ボートは見ている分には気持ちよさそうでカッコよく見えるのだが、実際に漕ぐと本当にキツイ。それを分かっているので、私はレースに備えて、エルゴという陸上練習用の器具でトレーニングはしていた。

エルゴトレーニング

しかし、実際に艇に乗り、8人で漕ぐのは違う。まずは、艇が安定しないので思うように漕げない。その分、体力も使う。レース前の練習で息が上がっていることに気づき、不安になる。

レース前、スタートに付くまでの気持ちは何とも言えない。レースはしたいけど、またあの苦しみを味わうのかと思うと憂鬱になる。やりたいけど、やりたくない。何とも言えない感情がでる。その感情を認めながら、レースに向けて気持ちを奮い立たせていく。これは30年前の現役時代も同じだったように思う。

そして、いざスタート地点につく。スタート直前は緊張感に包まれる。これも現役時代に感じたものと同じ。私が乗るのは整調というポジション。艇の舵を扱い声をだしながら漕手の漕ぎを一体化させていくコックスの前で漕ぐ。そのため、私以外のメンバーは私の後ろで漕いでいるため、私からは一緒に戦うメンバーの姿は見えない。私が見えるのは、目の前のコックスとコックスの後ろにひろがる世界。

共に戦う他の艇も左右の横目に見えるかどうかという感じになる。前に出られれば見えなくなり、追いついてくると目に入ってくる。しかし、そのときはまだ何となく気配を感じるくらい。視界に入るのは並んで抜き去ったときだ。

今回は500mの2レース。1レース目はスタートが決まり前に出られたのだが、途中で抜かれて2位でゴール。2レース目はスタートで出遅れたが、途中で1艇を抜いたものの、またも2位でゴール。

ゴール直前では追いつきつつあったので、残念。ただ、私は横を見ることはできないので、前を見ながら両隣にならぶ艇を何となく感じながら必死で漕いでいた。

また、私の後ろで漕ぐメンバーを見ることはできないが、みんなが漕ぐ力は感じられる。みんなの息があったときは背中から「ドン!」と押される。

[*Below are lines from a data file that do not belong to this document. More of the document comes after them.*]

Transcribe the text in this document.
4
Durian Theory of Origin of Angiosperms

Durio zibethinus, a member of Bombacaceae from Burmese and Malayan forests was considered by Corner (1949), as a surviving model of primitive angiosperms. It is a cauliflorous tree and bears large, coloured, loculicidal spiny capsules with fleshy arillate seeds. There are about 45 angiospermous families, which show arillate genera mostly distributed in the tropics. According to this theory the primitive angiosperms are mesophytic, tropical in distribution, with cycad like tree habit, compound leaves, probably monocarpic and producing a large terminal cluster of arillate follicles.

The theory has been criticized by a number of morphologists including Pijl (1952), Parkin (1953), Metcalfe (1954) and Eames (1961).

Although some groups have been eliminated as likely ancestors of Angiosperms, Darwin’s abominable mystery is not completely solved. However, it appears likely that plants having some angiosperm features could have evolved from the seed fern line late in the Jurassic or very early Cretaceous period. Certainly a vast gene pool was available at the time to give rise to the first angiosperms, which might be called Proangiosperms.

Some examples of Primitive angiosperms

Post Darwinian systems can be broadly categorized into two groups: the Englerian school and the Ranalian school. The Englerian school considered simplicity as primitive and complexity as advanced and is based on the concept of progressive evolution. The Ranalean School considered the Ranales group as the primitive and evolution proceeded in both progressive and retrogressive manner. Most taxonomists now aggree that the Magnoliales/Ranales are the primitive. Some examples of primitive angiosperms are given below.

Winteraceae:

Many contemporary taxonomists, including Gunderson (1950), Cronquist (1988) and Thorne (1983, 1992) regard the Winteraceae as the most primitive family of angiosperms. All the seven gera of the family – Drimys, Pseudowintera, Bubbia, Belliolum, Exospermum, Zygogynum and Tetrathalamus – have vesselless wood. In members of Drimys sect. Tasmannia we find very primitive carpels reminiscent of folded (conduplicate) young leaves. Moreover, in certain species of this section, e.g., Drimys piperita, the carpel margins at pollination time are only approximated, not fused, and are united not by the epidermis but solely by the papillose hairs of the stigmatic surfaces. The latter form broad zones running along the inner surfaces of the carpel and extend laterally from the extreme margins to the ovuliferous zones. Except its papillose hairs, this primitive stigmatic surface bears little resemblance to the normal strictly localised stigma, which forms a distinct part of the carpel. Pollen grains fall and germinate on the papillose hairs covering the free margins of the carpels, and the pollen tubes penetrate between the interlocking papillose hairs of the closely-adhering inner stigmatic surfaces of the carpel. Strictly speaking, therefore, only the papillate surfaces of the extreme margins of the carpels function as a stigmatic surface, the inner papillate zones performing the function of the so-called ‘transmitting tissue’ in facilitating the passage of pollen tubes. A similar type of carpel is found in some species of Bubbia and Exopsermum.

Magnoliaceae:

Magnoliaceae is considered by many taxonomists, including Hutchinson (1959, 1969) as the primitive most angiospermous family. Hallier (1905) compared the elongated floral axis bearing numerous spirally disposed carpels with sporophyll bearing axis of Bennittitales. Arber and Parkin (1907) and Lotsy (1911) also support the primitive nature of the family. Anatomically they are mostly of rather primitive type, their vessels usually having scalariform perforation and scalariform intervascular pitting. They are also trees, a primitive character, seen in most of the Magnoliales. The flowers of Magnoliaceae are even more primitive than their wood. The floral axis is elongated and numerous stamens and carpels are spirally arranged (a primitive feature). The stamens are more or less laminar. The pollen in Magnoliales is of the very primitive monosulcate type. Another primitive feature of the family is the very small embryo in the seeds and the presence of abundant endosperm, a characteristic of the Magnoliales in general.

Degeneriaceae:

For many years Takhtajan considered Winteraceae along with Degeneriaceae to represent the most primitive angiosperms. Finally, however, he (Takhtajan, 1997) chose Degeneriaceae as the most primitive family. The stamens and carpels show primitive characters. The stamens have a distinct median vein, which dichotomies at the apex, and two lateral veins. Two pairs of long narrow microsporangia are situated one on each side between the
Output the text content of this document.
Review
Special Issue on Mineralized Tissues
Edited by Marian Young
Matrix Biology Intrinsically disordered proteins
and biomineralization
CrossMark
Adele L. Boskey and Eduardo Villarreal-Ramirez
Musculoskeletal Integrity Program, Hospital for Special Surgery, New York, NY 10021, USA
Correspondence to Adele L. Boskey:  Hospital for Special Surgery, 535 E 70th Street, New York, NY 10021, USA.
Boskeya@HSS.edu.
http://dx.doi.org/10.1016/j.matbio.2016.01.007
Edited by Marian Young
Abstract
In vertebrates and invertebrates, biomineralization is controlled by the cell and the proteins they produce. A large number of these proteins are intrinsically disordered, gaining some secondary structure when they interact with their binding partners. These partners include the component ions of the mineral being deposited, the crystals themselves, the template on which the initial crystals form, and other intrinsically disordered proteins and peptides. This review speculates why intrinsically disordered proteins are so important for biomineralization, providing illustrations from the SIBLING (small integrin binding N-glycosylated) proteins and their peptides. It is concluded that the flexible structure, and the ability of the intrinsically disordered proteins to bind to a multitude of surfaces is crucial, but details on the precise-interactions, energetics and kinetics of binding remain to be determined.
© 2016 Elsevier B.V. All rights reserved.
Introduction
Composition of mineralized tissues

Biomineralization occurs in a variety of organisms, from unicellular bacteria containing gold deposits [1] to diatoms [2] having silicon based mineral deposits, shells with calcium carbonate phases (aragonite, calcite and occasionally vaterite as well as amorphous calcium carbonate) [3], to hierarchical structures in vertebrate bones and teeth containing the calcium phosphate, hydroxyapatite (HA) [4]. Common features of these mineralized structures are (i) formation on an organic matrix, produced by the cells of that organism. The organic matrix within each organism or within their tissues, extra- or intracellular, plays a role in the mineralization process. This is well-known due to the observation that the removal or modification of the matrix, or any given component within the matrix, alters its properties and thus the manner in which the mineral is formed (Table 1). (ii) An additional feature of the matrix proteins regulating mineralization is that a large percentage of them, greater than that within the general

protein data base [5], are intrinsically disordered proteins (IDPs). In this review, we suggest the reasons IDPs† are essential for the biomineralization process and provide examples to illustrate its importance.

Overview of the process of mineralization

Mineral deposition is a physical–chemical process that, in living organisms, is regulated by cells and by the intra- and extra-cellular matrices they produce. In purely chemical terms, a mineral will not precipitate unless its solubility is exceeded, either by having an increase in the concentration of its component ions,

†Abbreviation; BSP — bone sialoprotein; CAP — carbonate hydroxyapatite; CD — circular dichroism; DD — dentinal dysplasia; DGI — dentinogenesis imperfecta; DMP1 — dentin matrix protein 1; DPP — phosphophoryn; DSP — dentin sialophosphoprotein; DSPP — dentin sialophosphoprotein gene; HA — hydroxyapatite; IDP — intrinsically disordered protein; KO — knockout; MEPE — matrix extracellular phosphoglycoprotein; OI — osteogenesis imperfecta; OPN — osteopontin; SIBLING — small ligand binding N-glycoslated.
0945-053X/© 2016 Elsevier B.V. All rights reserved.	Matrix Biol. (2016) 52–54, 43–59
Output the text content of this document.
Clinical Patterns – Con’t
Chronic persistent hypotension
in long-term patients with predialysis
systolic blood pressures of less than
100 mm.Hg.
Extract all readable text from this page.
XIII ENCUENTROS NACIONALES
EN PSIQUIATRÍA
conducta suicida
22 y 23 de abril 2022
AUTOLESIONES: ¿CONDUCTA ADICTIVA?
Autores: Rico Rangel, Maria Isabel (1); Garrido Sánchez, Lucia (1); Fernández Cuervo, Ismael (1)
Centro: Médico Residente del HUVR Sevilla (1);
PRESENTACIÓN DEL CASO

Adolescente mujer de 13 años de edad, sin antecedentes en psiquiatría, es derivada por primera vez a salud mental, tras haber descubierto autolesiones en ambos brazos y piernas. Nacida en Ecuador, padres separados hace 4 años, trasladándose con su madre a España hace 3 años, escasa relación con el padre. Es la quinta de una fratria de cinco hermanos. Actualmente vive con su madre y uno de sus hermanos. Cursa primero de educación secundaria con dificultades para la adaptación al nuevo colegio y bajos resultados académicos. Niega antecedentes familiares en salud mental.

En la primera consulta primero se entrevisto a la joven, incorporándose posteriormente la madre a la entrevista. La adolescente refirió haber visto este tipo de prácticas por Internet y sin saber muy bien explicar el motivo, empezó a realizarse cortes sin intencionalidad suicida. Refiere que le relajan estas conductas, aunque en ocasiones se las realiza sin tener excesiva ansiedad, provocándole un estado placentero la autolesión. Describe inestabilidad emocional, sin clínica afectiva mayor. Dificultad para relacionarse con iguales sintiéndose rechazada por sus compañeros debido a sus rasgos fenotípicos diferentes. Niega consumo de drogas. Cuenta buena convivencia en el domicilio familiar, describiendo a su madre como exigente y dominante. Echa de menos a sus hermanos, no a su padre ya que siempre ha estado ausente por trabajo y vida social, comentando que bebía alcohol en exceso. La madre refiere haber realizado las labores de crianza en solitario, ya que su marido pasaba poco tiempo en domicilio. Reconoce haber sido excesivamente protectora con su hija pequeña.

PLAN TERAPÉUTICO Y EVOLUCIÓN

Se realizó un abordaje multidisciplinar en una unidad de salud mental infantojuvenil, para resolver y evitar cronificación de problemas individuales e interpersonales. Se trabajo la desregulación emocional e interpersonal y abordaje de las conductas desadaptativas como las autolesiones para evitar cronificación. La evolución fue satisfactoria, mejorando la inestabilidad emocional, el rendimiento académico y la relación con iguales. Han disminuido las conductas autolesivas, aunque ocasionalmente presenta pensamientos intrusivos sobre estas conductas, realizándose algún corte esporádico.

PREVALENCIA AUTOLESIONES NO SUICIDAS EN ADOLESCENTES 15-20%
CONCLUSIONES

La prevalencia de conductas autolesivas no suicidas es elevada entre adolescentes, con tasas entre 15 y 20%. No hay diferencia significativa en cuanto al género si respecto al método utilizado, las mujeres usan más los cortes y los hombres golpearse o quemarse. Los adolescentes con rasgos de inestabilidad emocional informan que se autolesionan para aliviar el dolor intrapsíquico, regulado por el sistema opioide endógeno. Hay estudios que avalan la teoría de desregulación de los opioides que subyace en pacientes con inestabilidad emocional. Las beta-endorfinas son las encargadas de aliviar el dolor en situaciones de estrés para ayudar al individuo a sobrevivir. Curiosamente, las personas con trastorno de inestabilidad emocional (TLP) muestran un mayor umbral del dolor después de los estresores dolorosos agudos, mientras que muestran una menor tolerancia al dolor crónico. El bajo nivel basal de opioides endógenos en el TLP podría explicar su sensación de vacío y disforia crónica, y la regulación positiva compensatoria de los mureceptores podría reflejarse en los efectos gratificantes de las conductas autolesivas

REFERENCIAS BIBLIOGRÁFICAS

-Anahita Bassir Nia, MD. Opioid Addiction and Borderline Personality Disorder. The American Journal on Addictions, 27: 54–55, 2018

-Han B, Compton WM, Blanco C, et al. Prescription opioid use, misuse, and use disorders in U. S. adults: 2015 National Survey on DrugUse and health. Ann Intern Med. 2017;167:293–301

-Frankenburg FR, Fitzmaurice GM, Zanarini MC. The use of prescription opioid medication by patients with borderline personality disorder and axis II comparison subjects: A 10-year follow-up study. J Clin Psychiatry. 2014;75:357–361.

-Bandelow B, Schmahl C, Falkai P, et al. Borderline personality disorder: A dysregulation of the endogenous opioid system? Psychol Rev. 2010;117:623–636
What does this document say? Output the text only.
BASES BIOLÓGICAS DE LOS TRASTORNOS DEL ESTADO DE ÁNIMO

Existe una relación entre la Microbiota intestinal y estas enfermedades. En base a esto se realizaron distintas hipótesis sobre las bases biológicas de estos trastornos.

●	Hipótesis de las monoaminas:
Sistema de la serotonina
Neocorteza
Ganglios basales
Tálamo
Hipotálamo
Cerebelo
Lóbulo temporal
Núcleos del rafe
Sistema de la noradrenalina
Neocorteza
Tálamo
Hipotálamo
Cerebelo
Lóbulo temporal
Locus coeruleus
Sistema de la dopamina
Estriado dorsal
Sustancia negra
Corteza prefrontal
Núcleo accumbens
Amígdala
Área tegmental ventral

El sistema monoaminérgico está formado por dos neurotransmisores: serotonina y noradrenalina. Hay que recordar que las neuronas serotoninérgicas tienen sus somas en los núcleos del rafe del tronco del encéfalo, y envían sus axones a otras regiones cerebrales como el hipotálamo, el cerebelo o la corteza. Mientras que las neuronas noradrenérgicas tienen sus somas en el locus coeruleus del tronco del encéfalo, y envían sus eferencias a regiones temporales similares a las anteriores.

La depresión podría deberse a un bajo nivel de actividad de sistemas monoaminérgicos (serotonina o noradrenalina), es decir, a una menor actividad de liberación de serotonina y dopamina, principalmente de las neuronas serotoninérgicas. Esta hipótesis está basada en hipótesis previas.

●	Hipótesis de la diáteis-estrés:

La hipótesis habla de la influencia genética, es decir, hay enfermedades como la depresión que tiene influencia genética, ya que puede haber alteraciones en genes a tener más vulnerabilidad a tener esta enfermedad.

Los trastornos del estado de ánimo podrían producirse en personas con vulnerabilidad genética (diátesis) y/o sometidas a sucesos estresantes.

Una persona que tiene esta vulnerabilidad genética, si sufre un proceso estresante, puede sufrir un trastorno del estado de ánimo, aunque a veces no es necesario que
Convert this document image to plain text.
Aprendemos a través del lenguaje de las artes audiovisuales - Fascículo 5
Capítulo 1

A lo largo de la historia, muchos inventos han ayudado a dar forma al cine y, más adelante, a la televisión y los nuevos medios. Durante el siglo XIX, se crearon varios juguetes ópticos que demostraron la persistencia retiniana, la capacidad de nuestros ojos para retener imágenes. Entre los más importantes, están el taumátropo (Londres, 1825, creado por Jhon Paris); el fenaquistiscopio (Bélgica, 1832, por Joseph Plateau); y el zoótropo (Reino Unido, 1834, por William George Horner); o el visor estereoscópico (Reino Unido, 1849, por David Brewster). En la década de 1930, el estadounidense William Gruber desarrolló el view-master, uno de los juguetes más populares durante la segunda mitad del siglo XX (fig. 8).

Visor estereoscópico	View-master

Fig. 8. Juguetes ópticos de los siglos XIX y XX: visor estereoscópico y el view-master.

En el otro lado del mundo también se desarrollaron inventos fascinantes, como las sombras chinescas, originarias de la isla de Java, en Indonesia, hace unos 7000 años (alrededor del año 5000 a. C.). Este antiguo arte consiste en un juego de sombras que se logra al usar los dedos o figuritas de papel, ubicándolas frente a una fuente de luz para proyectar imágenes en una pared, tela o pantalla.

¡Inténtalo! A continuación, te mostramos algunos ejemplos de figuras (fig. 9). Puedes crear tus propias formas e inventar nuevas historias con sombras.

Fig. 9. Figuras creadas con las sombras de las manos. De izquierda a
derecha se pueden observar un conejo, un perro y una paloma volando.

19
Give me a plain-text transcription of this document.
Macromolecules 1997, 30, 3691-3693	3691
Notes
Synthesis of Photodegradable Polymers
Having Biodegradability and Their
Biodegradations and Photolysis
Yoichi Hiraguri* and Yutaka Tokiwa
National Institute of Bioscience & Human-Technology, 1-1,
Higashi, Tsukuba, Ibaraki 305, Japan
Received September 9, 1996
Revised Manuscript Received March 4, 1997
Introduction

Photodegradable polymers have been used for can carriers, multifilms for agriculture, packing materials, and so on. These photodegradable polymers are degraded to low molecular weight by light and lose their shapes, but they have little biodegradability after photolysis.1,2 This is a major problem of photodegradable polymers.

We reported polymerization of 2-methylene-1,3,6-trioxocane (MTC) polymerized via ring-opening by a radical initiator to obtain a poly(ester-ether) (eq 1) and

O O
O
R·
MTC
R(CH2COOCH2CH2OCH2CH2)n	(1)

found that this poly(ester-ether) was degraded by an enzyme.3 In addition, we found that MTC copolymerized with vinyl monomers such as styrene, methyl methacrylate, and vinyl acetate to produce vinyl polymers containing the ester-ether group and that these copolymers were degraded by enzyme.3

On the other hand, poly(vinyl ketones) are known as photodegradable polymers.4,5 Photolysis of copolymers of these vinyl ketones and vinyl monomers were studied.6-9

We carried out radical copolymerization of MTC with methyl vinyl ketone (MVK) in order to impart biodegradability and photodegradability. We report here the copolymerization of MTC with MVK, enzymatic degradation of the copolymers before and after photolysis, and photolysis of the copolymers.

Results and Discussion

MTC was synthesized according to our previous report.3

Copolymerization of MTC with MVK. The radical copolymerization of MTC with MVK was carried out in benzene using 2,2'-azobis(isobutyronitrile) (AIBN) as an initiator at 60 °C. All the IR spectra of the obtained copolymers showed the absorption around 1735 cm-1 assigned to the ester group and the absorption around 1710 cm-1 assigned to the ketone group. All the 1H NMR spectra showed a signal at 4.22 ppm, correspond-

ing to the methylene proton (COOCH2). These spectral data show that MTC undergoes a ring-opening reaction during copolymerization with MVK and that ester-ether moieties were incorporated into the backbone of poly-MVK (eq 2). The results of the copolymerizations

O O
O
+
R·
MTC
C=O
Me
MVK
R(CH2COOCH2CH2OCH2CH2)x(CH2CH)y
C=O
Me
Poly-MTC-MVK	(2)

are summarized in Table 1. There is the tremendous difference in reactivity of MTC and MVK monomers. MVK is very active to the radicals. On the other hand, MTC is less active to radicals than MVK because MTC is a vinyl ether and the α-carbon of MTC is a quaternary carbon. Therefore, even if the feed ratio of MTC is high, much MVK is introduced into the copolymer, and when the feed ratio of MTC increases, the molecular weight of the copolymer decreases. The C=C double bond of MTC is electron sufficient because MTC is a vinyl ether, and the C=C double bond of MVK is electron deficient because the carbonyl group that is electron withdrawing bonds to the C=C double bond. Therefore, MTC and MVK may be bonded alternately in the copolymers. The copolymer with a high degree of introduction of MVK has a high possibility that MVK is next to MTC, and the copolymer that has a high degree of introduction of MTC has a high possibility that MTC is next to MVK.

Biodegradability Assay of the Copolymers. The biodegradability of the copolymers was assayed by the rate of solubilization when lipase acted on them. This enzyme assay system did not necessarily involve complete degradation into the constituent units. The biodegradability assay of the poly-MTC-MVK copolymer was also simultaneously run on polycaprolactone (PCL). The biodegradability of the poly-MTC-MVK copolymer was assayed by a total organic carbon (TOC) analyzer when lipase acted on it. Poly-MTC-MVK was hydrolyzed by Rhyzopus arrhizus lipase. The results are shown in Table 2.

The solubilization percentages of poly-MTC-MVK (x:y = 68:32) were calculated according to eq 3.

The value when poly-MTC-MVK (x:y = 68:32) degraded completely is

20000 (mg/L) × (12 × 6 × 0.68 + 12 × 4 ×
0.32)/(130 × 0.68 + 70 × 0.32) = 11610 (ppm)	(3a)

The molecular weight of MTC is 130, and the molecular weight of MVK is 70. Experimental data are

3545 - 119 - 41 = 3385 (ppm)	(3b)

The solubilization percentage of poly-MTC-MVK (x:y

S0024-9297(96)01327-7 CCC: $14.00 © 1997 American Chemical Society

ボートは水上競技なので広い空間で行われるスポーツ。しかし、レースになると視界が狭くなり見ているのはほぼ一点に集中する。また、苦しくなってくると余裕もなくなってくる。

その分、音や体感は鋭くなるのかもしれない。相手チームの艇の音、自分たちのコックスの声やオールの水しぶきの音、陸上で応援してくれている声が聞こえることもある。

それから一緒に戦うメンバーの漕ぎの力を感じる。一体化できたときは艇速が上がる。それが苦しいながらも気持ちいい。実際には気持ちよく漕げるのは少なく、ほとんどはバタバタとしているのだが。

30年前に一緒に戦っていた仲間と50歳を過ぎてからも、こうしてまたレースに出られるのは喜びでしかない。現役時代はこんな日が来るとは思ってもいなかった。本当に楽しい時間だった。

ボートは生涯できるスポーツと言うが、これからも体力に応じて楽しんでいきたい。仲間と一緒に。

スポーツを楽しんで今日もステキな一日に。